Im übrigen teilt der Gerichtshof die Auffassung der Verwaltungsbehörden, daß dem Beschwerdeführer ein subjektiv-öffentliches Recht bei der Frage eines geeigneten Zuganges zum öffentlichen Straßennetz nicht zusteht. Daß an sich auch eine Servitutsberechtigung als ausreichend zu beurteilen ist und daher gegen die Bauplatzschaffung keine Bedenken bestehen, wurde schon dargetan.
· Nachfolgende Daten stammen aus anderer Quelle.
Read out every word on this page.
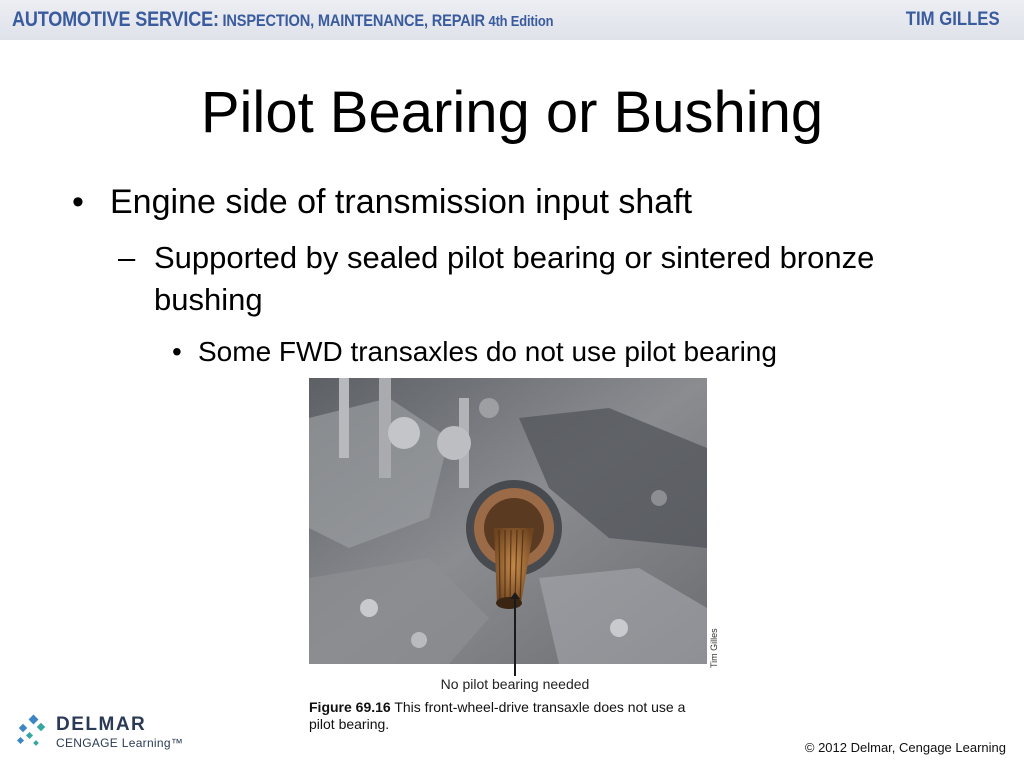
AUTOMOTIVE SERVICE: INSPECTION, MAINTENANCE, REPAIR 4th Edition	TIM GILLES
Pilot Bearing or Bushing
• Engine side of transmission input shaft
– Supported by sealed pilot bearing or sintered bronze bushing
• Some FWD transaxles do not use pilot bearing
Tim Gilles
No pilot bearing needed
Figure 69.16 This front-wheel-drive transaxle does not use a pilot bearing.
DELMAR
CENGAGE Learning™	© 2012 Delmar, Cengage Learning
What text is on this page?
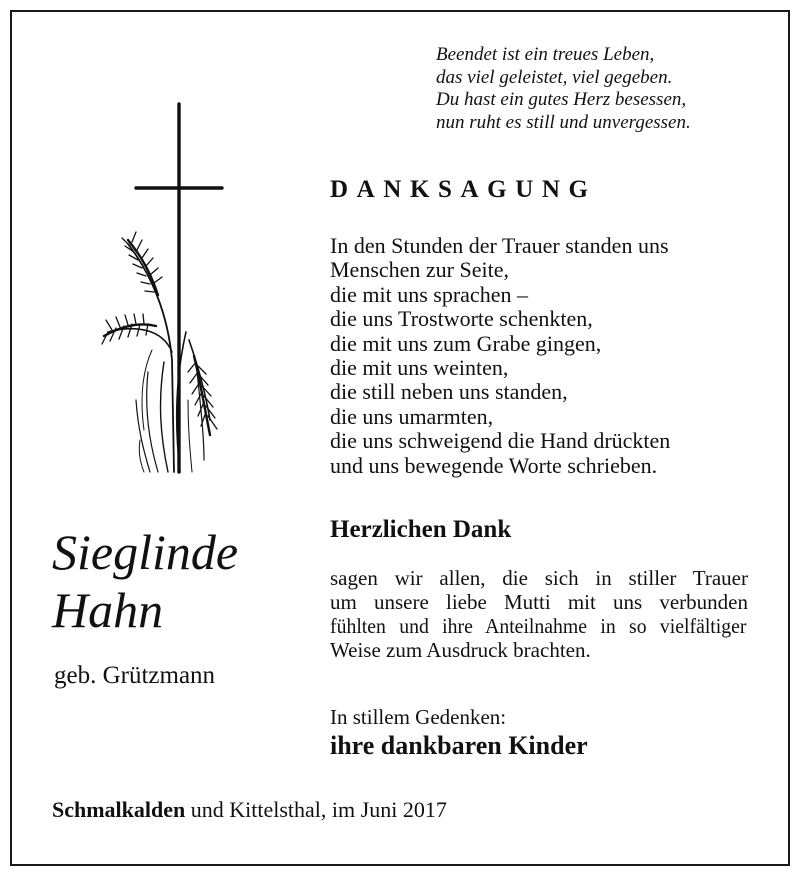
Beendet ist ein treues Leben,
das viel geleistet, viel gegeben.
Du hast ein gutes Herz besessen,
nun ruht es still und unvergessen.
DANKSAGUNG
In den Stunden der Trauer standen uns
Menschen zur Seite,
die mit uns sprachen –
die uns Trostworte schenkten,
die mit uns zum Grabe gingen,
die mit uns weinten,
die still neben uns standen,
die uns umarmten,
die uns schweigend die Hand drückten
und uns bewegende Worte schrieben.
Herzlichen Dank
sagen wir allen, die sich in stiller Trauer
um unsere liebe Mutti mit uns verbunden
fühlten und ihre Anteilnahme in so vielfältiger
Weise zum Ausdruck brachten.
In stillem Gedenken:
ihre dankbaren Kinder
Sieglinde
Hahn
geb. Grützmann
Schmalkalden und Kittelsthal, im Juni 2017
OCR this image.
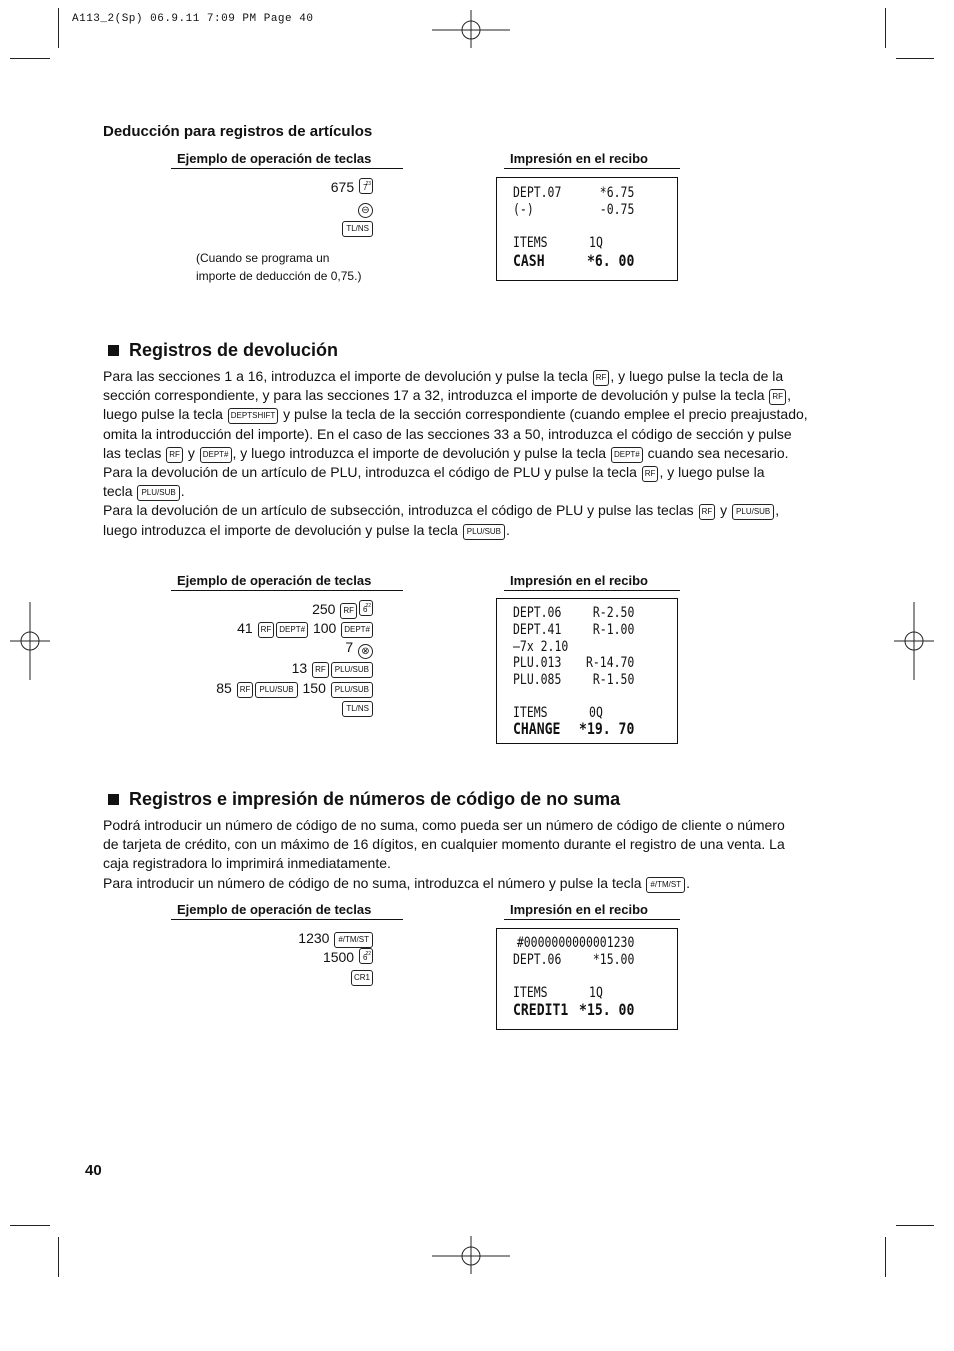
A113_2(Sp) 06.9.11 7:09 PM Page 40
Deducción para registros de artículos
Ejemplo de operación de teclas	Impresión en el recibo
675 7
23
⊖
TL/NS
(Cuando se programa un
importe de deducción de 0,75.)
DEPT.07	*6.75
(-)	-0.75
ITEMS      1Q
CASH	*6. 00
Registros de devolución
Para las secciones 1 a 16, introduzca el importe de devolución y pulse la tecla RF , y luego pulse la tecla de la
sección correspondiente, y para las secciones 17 a 32, introduzca el importe de devolución y pulse la tecla RF ,
luego pulse la tecla DEPTSHIFT y pulse la tecla de la sección correspondiente (cuando emplee el precio preajustado,
omita la introducción del importe). En el caso de las secciones 33 a 50, introduzca el código de sección y pulse
las teclas RF y DEPT# , y luego introduzca el importe de devolución y pulse la tecla DEPT# cuando sea necesario.
Para la devolución de un artículo de PLU, introduzca el código de PLU y pulse la tecla RF , y luego pulse la
tecla PLU/SUB .
Para la devolución de un artículo de subsección, introduzca el código de PLU y pulse las teclas RF y PLU/SUB ,
luego introduzca el importe de devolución y pulse la tecla PLU/SUB .
Ejemplo de operación de teclas	Impresión en el recibo
250 RF 6
22
41 RF DEPT# 100 DEPT#
7 ⊗
13 RF PLU/SUB
85 RF PLU/SUB 150 PLU/SUB
TL/NS
DEPT.06 R-2.50
DEPT.41 R-1.00
—7x 2.10
PLU.013 R-14.70
PLU.085 R-1.50
ITEMS      0Q
CHANGE *19. 70
Registros e impresión de números de código de no suma
Podrá introducir un número de código de no suma, como pueda ser un número de código de cliente o número
de tarjeta de crédito, con un máximo de 16 dígitos, en cualquier momento durante el registro de una venta. La
caja registradora lo imprimirá inmediatamente.
Para introducir un número de código de no suma, introduzca el número y pulse la tecla #/TM/ST .
Ejemplo de operación de teclas	Impresión en el recibo
1230 #/TM/ST
1500 6
22
CR1
#0000000000001230
DEPT.06 *15.00
ITEMS      1Q
CREDIT1 *15. 00
40
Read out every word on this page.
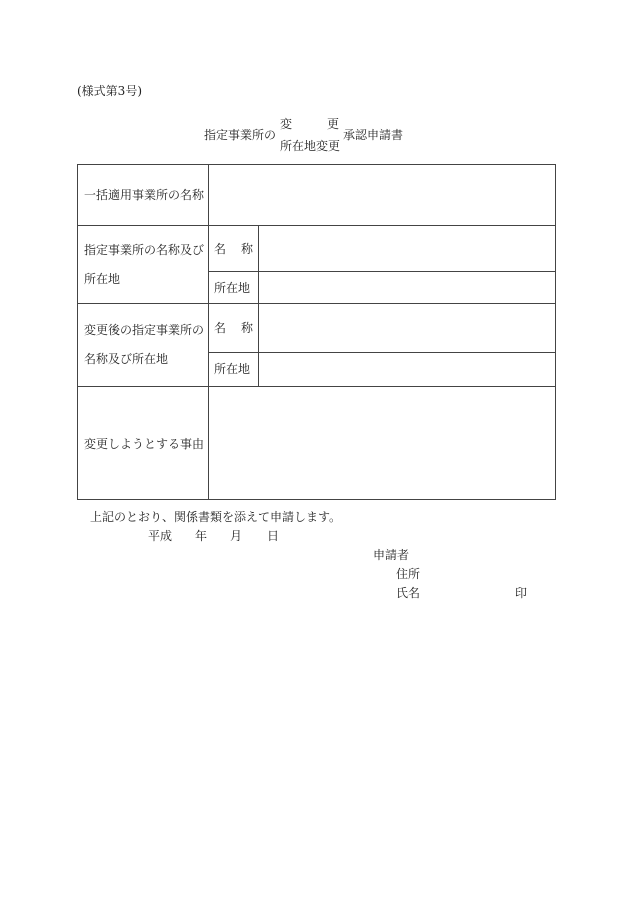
(様式第3号)
指定事業所の
変	更
所在地変更
承認申請書
一括適用事業所の名称
指定事業所の名称及び
所在地
名 称
所在地
変更後の指定事業所の
名称及び所在地
名 称
所在地
変更しようとする事由
上記のとおり、関係書類を添えて申請します。
平成 年 月 日
申請者
住所
氏名	印
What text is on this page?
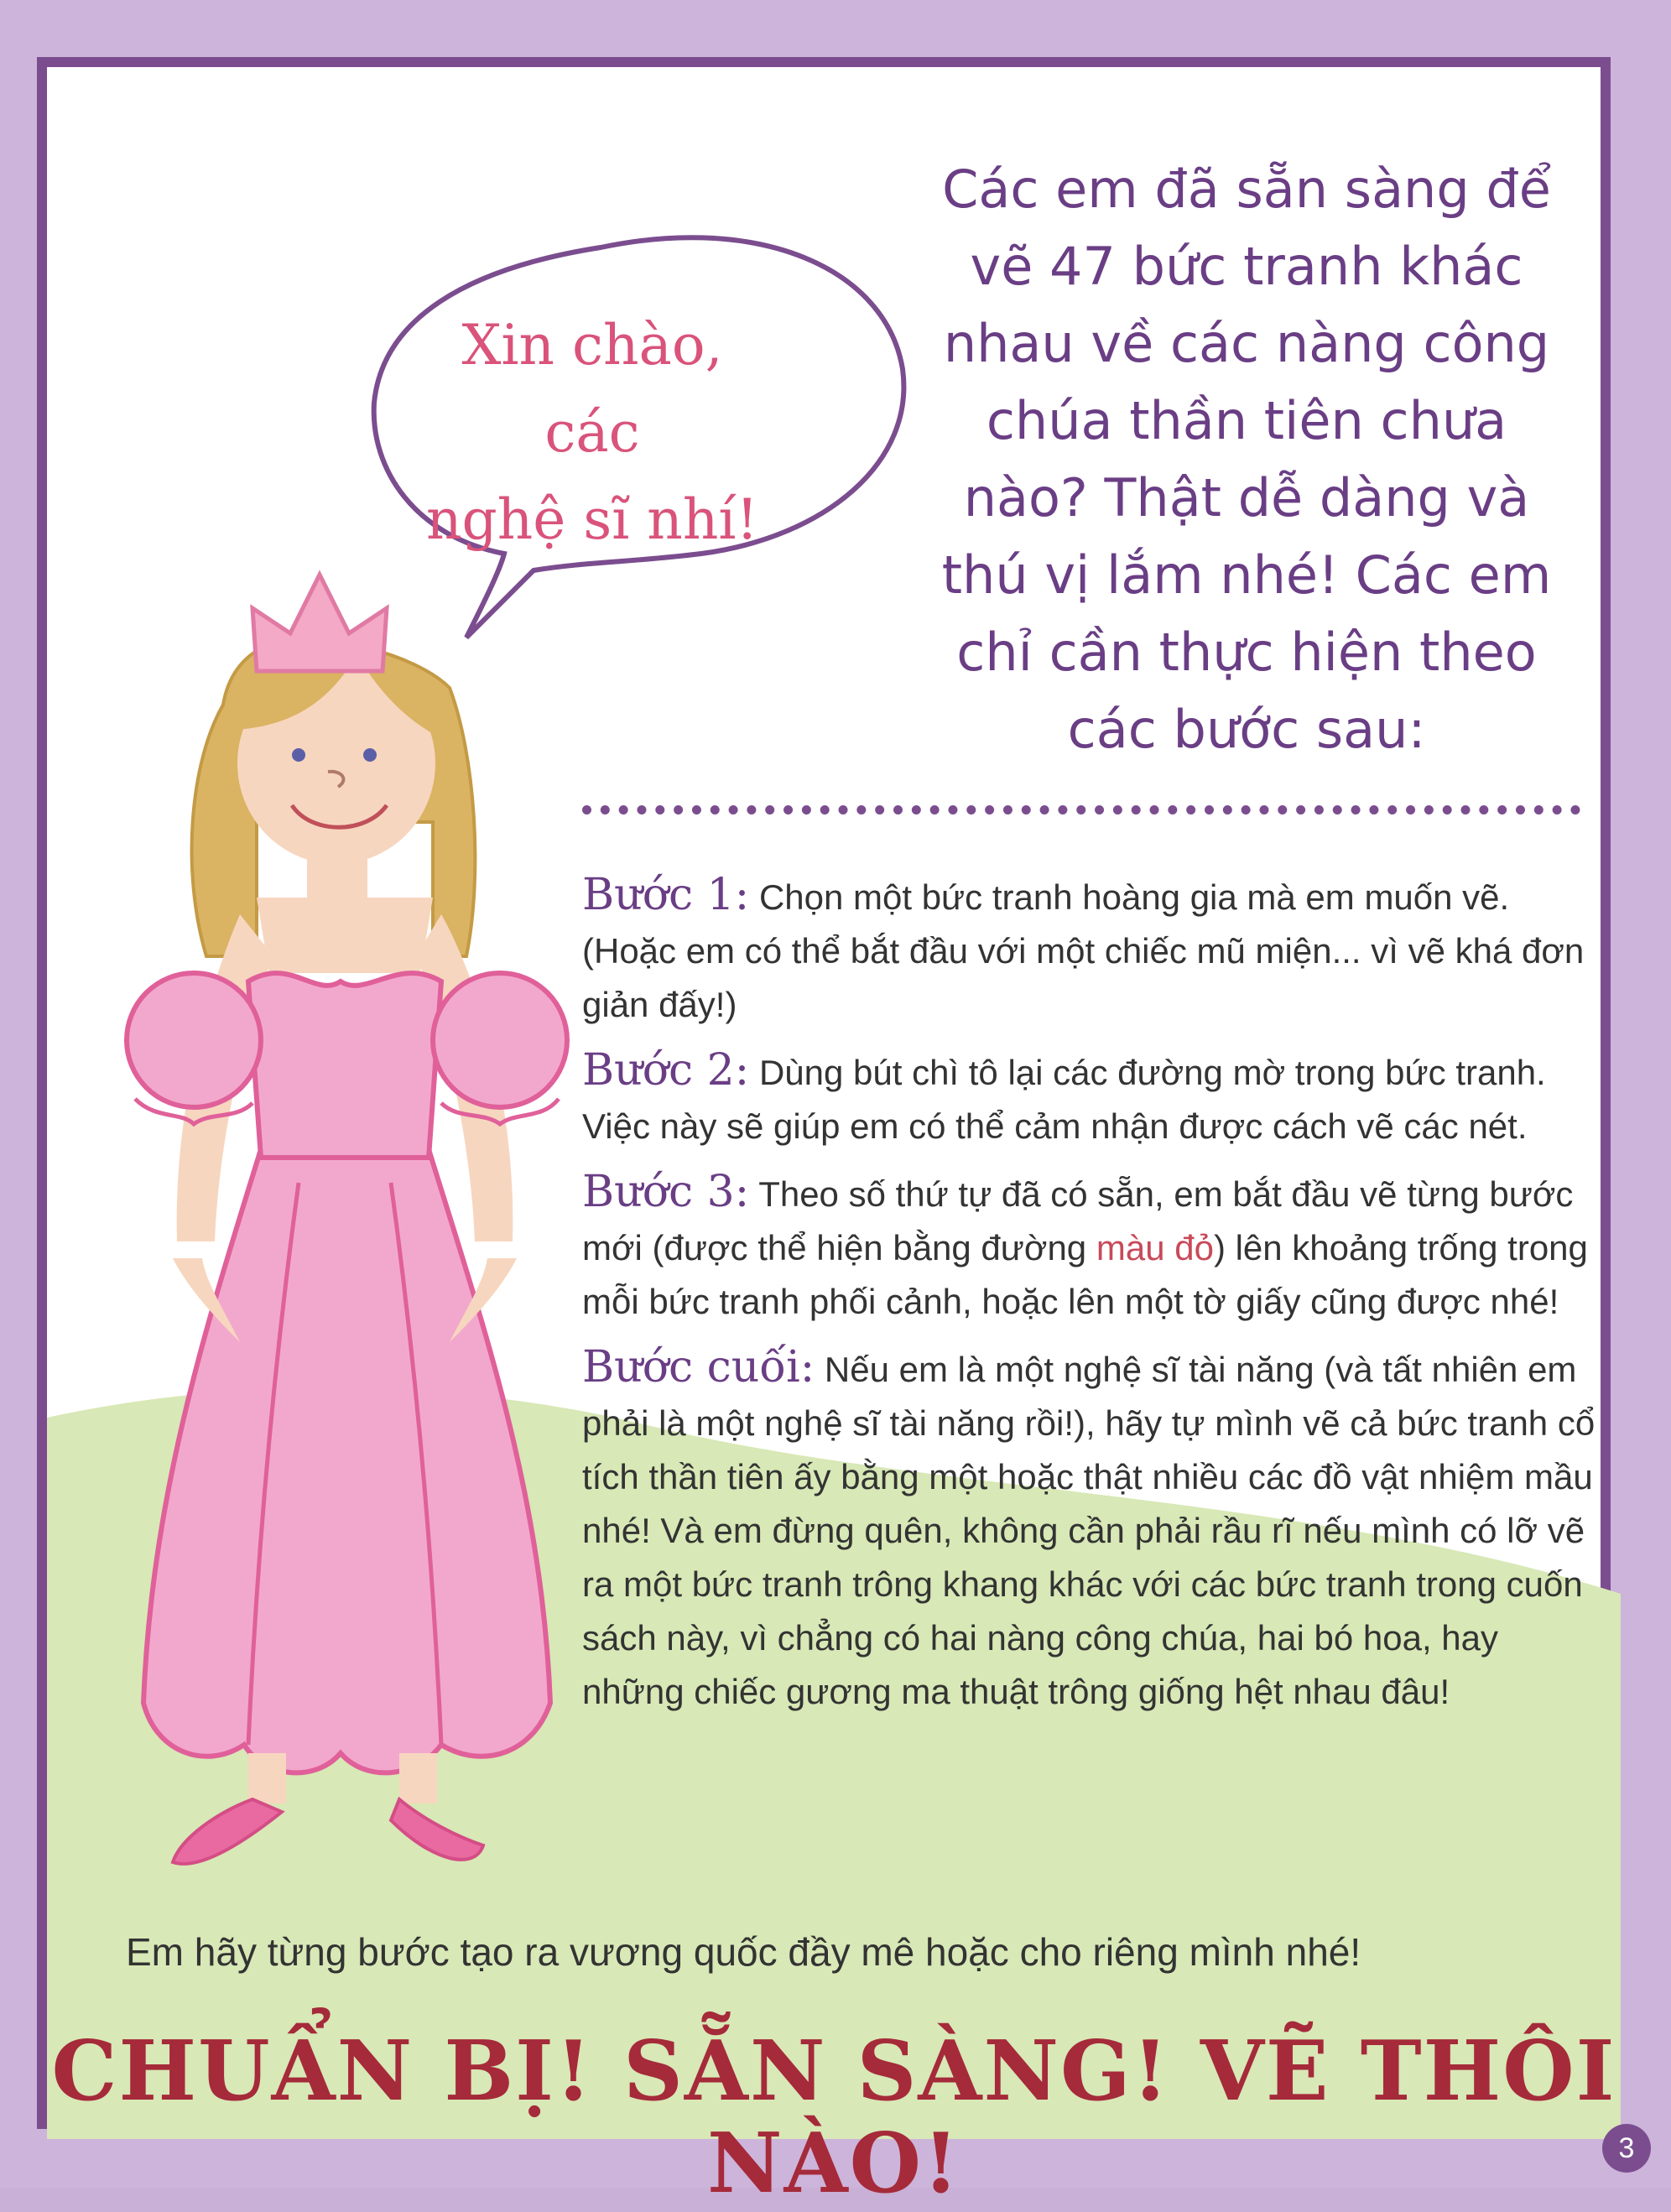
Xin chào, các
nghệ sĩ nhí!
Các em đã sẵn sàng để
vẽ 47 bức tranh khác
nhau về các nàng công
chúa thần tiên chưa
nào? Thật dễ dàng và
thú vị lắm nhé! Các em
chỉ cần thực hiện theo
các bước sau:

Bước 1: Chọn một bức tranh hoàng gia mà em muốn vẽ. (Hoặc em có thể bắt đầu với một chiếc mũ miện... vì vẽ khá đơn giản đấy!)

Bước 2: Dùng bút chì tô lại các đường mờ trong bức tranh. Việc này sẽ giúp em có thể cảm nhận được cách vẽ các nét.

Bước 3: Theo số thứ tự đã có sẵn, em bắt đầu vẽ từng bước mới (được thể hiện bằng đường màu đỏ) lên khoảng trống trong mỗi bức tranh phối cảnh, hoặc lên một tờ giấy cũng được nhé!

Bước cuối: Nếu em là một nghệ sĩ tài năng (và tất nhiên em phải là một nghệ sĩ tài năng rồi!), hãy tự mình vẽ cả bức tranh cổ tích thần tiên ấy bằng một hoặc thật nhiều các đồ vật nhiệm mầu nhé! Và em đừng quên, không cần phải rầu rĩ nếu mình có lỡ vẽ ra một bức tranh trông khang khác với các bức tranh trong cuốn sách này, vì chẳng có hai nàng công chúa, hai bó hoa, hay những chiếc gương ma thuật trông giống hệt nhau đâu!

Em hãy từng bước tạo ra vương quốc đầy mê hoặc cho riêng mình nhé!
CHUẨN BỊ! SẴN SÀNG! VẼ THÔI NÀO!	3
Die weitere Frage, ob die Beschwerdeführer der erteilten Baubewilligung auf Grund eines Eingriffes in ihre Privatrechte rechtswirksam entgegentreten können, war nicht im Baubewilligungsverfahren zu entscheiden, vielmehr wird hierüber das zuständige Gericht zu befinden haben.

Schon auf Grund der eingangs dargelegten Erwägungen war der angefochtene Bescheid gemäß § 42 Abs. 2 Z. 1 VwGG wegen inhaltlicher Rechtswidrigkeit aufzuheben.

Der Zuspruch von Aufwandersatz gründet sich auf die §§ 47 ff. VwGG und die Verordnung BGBl. Nr. 104/1991. Die Abweisung des Mehrbegehrens betrifft nicht erforderliche Stempelgebühren.